How to count the number of integer solutions to $$\sum_{i=i}^{n}{f_ig_i} \geq 5$$ such that $\displaystyle \sum_{i=1}^{n}{f_i}=6$ , $\displaystyle \sum_{i=1}^{n}{g_i}=5$ , $\displaystyle 0 \leq f_i \leq 4$ , and $\displaystyle 0 \leq g_i \leq 4$?
Is there a general formula to calculate things like this?
In principle the way to solve this is as follows. Make a list of all partitions of $6$ having largest part $4$, and a list of all partitions of $5$ having largest part $4$. Now consider all possible ways to "align" these together: Suppose that the $6$-partition is in non-decreasing order, and now each part of the $5$-partition can either be attached to a part in the $6$-partition or not. Out of all these pairs, some will satisfy the condition $\sum_i f_i g_i \geq 5$. For each of these, you can count the possible number of realizations as $n$-vectors, where all unspecified entries are zero. Summing everything, you get what you want.

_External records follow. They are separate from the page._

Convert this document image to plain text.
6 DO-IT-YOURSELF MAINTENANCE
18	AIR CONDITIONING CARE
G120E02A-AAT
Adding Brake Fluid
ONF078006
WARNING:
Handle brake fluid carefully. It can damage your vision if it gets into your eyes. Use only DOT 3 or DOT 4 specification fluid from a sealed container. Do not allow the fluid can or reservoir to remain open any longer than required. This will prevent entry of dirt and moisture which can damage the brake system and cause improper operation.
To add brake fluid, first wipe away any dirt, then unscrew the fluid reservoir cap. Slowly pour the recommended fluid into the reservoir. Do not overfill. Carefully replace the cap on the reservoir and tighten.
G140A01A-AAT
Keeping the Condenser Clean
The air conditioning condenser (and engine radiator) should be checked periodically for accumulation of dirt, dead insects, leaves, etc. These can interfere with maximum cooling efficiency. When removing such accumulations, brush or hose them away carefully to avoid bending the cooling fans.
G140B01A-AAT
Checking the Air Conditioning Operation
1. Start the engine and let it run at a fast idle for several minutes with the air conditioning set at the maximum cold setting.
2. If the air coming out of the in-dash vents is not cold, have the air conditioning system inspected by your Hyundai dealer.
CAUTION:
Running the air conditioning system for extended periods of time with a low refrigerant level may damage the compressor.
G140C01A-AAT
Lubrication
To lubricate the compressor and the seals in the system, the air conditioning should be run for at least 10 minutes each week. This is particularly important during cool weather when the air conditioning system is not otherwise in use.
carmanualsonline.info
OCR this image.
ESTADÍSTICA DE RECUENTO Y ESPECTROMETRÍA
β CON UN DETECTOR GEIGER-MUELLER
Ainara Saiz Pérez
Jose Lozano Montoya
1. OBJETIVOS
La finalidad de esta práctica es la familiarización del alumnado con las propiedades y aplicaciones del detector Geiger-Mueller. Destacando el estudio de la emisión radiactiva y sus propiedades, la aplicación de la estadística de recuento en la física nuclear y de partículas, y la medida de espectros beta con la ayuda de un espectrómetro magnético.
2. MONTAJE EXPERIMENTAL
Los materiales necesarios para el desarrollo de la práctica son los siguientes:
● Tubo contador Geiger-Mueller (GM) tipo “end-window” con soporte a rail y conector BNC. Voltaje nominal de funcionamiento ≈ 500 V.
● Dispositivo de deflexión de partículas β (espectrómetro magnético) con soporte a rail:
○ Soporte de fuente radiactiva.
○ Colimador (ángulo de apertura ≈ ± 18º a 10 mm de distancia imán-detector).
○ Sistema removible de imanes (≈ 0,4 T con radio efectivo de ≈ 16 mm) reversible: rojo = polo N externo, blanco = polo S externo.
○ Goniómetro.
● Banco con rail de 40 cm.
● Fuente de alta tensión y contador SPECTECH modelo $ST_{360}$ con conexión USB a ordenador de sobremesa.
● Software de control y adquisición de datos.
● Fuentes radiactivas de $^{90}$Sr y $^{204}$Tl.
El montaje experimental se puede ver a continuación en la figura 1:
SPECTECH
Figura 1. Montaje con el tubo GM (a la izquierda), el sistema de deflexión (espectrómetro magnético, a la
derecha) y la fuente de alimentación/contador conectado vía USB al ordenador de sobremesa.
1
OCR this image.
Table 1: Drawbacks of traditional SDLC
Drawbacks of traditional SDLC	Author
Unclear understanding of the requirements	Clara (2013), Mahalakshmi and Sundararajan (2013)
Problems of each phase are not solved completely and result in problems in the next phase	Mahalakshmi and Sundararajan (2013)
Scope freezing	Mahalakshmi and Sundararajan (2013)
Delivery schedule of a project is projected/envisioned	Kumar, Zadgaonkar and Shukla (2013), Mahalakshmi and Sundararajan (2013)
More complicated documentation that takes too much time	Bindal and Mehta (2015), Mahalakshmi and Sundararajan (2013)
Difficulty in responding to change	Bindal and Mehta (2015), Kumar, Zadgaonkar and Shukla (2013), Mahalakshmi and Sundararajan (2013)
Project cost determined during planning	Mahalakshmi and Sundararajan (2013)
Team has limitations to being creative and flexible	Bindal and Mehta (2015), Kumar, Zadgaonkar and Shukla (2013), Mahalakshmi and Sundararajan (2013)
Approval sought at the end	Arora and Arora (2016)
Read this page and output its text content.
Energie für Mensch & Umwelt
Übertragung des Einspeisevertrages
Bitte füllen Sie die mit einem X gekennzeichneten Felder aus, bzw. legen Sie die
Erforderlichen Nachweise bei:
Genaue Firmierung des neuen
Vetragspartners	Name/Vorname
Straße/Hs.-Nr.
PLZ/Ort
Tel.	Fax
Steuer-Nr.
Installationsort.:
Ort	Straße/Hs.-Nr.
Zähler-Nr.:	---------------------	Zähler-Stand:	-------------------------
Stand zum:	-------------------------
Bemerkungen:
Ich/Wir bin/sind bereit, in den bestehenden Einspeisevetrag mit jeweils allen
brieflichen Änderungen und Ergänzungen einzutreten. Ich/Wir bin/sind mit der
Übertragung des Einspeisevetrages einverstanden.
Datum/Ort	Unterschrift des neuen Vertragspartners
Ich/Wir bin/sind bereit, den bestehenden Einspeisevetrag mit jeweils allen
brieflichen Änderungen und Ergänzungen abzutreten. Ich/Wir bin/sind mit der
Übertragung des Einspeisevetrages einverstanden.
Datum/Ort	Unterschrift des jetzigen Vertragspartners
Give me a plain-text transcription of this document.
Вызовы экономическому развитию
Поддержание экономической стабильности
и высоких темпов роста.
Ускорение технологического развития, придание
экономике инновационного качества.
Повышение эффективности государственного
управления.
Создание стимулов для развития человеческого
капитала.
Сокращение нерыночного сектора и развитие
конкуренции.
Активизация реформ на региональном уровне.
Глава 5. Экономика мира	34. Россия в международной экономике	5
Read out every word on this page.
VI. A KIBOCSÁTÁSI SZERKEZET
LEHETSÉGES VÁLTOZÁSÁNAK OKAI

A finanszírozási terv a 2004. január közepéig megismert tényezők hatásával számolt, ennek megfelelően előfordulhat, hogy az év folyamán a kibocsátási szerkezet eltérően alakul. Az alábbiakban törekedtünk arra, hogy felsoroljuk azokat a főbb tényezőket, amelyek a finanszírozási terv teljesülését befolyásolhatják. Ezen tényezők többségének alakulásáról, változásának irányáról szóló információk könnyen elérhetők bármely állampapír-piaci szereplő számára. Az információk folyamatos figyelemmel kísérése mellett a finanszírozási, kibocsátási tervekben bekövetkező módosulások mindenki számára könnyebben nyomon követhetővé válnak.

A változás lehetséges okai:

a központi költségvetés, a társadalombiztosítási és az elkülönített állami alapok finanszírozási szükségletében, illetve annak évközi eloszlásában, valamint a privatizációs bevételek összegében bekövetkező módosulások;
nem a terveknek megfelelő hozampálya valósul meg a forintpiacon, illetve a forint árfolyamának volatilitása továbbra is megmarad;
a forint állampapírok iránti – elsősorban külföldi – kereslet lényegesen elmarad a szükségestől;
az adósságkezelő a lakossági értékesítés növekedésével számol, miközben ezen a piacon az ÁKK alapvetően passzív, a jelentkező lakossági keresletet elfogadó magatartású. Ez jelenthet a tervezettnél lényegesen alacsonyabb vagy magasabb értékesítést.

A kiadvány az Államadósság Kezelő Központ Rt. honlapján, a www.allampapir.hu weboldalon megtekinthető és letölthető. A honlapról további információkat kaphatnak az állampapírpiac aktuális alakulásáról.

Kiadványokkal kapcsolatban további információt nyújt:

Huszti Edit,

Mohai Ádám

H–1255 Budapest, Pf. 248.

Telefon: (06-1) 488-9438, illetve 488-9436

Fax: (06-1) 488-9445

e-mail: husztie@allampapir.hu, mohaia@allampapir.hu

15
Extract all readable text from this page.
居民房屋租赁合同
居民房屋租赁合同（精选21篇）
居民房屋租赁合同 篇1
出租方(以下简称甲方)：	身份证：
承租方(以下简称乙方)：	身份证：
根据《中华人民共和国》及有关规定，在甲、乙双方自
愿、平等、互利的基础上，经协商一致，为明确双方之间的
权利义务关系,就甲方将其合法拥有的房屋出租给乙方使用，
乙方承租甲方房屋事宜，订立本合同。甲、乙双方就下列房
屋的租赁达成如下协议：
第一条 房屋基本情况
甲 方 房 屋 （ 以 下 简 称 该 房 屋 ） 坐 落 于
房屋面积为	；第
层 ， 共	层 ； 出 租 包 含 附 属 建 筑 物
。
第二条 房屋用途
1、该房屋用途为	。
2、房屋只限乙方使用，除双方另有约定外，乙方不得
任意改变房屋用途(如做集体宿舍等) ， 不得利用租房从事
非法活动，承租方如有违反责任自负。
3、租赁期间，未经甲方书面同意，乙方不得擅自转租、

This method is a bit messy, but there's a trick. Suppose you knew that every feasible pattern has length at most $d$ (for example, trivially $d \leq 11$). Then in the formula you will have terms of the form $\binom{n}{c}$ for $1 \leq c \leq d$, and therefore it's a degree $d$ polynomial, with zero constant coefficient. All you have to do is calculate $d$ values of it, say $n=1$ to $n=d$.
Unfortunately, the bound $d \leq 11$ isn't quite good enough (though eventually even my slow python implementation could enumerate the results up to $n = 11$). One can obtain a better bound and use the method, but alternatively, we can just calculate the results for increasing values of $n$, and stop when we see $k+1$ values that fit a degree $k$ polynomial. We can then "guess" that this polynomial is correct (that's not a formal proof, since the polynomial might fit the extra point by sheer luck, but it's probably true).
Using the latter method, we discover that the result is a degree $7$ polynomial: $$ \frac{1}{6!} (95n^7 + 1491n^6 - 13615n^5 + 53385n^4 - 108880n^3 + 109284n^2 - 41760n). $$ Substituting $n = 20$, we get $251624220$.